KV state is managed across tiers:

TierStorageLatencyBudget
RAMIn-process bytes~60ms restore2GB default
Disk~/.llamafarm/cache/kv/~200ms restore10GB default

When RAM budget is exceeded, least-recently-used entries are demoted to disk. Expired entries are cleaned by background GC (runs every 60s).

Integration Patterns

Agentic Workflows

For multi-agent systems where agents share a model:

# Agent A: financial analyst
agent_a_cache = prepare_cache(model, system_prompt_a, tools_a, pinned=True)

# Agent B: code assistant
agent_b_cache = prepare_cache(model, system_prompt_b, tools_b, pinned=True)

# Each agent sends its cache_key — no cross-contamination,
# instant TTFT even after the other agent just used the model

LlamaFarm Project Config

Future: auto-warm caches from project config at startup:

# llamafarm.yaml
projects:
financial-agent:
provider: universal
model: Qwen/Qwen3-8B-GGUF
system_prompt: "You are a financial analyst..."
tools:
- get_portfolio
- get_market_data
cache:
warm_on_startup: true
pinned: true

OpenAI SDK Compatible

from openai import OpenAI

client = OpenAI(base_url="http://localhost:11540/v1", api_key="unused")

# Pass cache params via extra_body
response = client.chat.completions.create(
model="Qwen/Qwen3-8B-GGUF",
messages=[...],
stream=True,
extra_body={
"cache_key": "abc123",
"return_cache_key": True,
},
)

Benchmarking

Run the included benchmark to measure TTFT savings on your hardware:

cd runtimes/universal
uv run python benchmarks/kv_cache_benchmark.py

# Against a specific server:
uv run python benchmarks/kv_cache_benchmark.py --base-url http://localhost:14345

Reference Results (Qwen3-8B Q4_K_M, Apple M1 Max)

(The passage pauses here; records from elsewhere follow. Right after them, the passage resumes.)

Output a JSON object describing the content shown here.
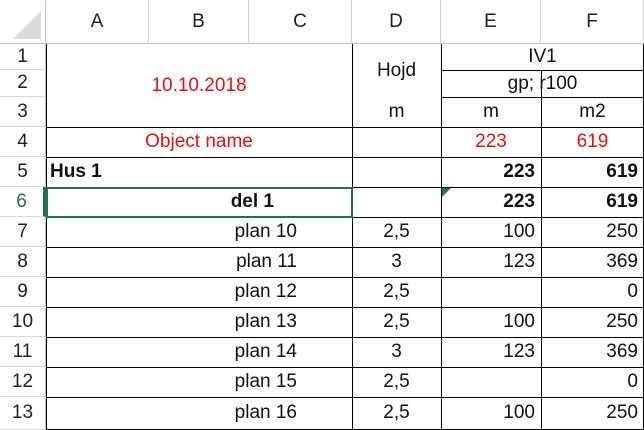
{
  "columns": [
    "A",
    "B",
    "C",
    "D",
    "E",
    "F"
  ],
  "rows": [
    "1",
    "2",
    "3",
    "4",
    "5",
    "6",
    "7",
    "8",
    "9",
    "10",
    "11",
    "12",
    "13"
  ],
  "header": {
    "date": "10.10.2018",
    "hojd": "Hojd",
    "iv1": "IV1",
    "gp": "gp; r100",
    "unit_d": "m",
    "unit_e": "m",
    "unit_f": "m2",
    "object_name": "Object name",
    "obj_e": "223",
    "obj_f": "619"
  },
  "group": {
    "label": "Hus 1",
    "e": "223",
    "f": "619"
  },
  "subgroup": {
    "label": "del 1",
    "e": "223",
    "f": "619"
  },
  "plans": [
    {
      "label": "plan 10",
      "d": "2,5",
      "e": "100",
      "f": "250"
    },
    {
      "label": "plan 11",
      "d": "3",
      "e": "123",
      "f": "369"
    },
    {
      "label": "plan 12",
      "d": "2,5",
      "e": "",
      "f": "0"
    },
    {
      "label": "plan 13",
      "d": "2,5",
      "e": "100",
      "f": "250"
    },
    {
      "label": "plan 14",
      "d": "3",
      "e": "123",
      "f": "369"
    },
    {
      "label": "plan 15",
      "d": "2,5",
      "e": "",
      "f": "0"
    },
    {
      "label": "plan 16",
      "d": "2,5",
      "e": "100",
      "f": "250"
    }
  ],
  "colors": {
    "red": "#e3120b",
    "selection": "#217346"
  }
}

TurnTTFT (no cache)TTFT (Llama-cache)Speedup
Turn 1 (cold)5,548ms5,548ms1x
Turn 1 (pre-warmed)5,341ms392ms14x
Turn 2 (cached)5,548ms246ms22x
Turn 3 (cached)5,887ms329ms18x

Limitations

  • Single-model cache: Each cache entry is tied to one model. Loading a different model invalidates all entries.
  • Thinking tokens: Models that generate <think>...</think> tokens include them in the cached state. The cache handles this transparently.
  • Memory usage: KV state for Qwen3-8B is ~250MB per entry. Budget defaults (2GB RAM) allow ~8 concurrent cache entries.
  • No cross-request KV stitching: Due to position-dependent RoPE embeddings, you can't concatenate KV states from different requests.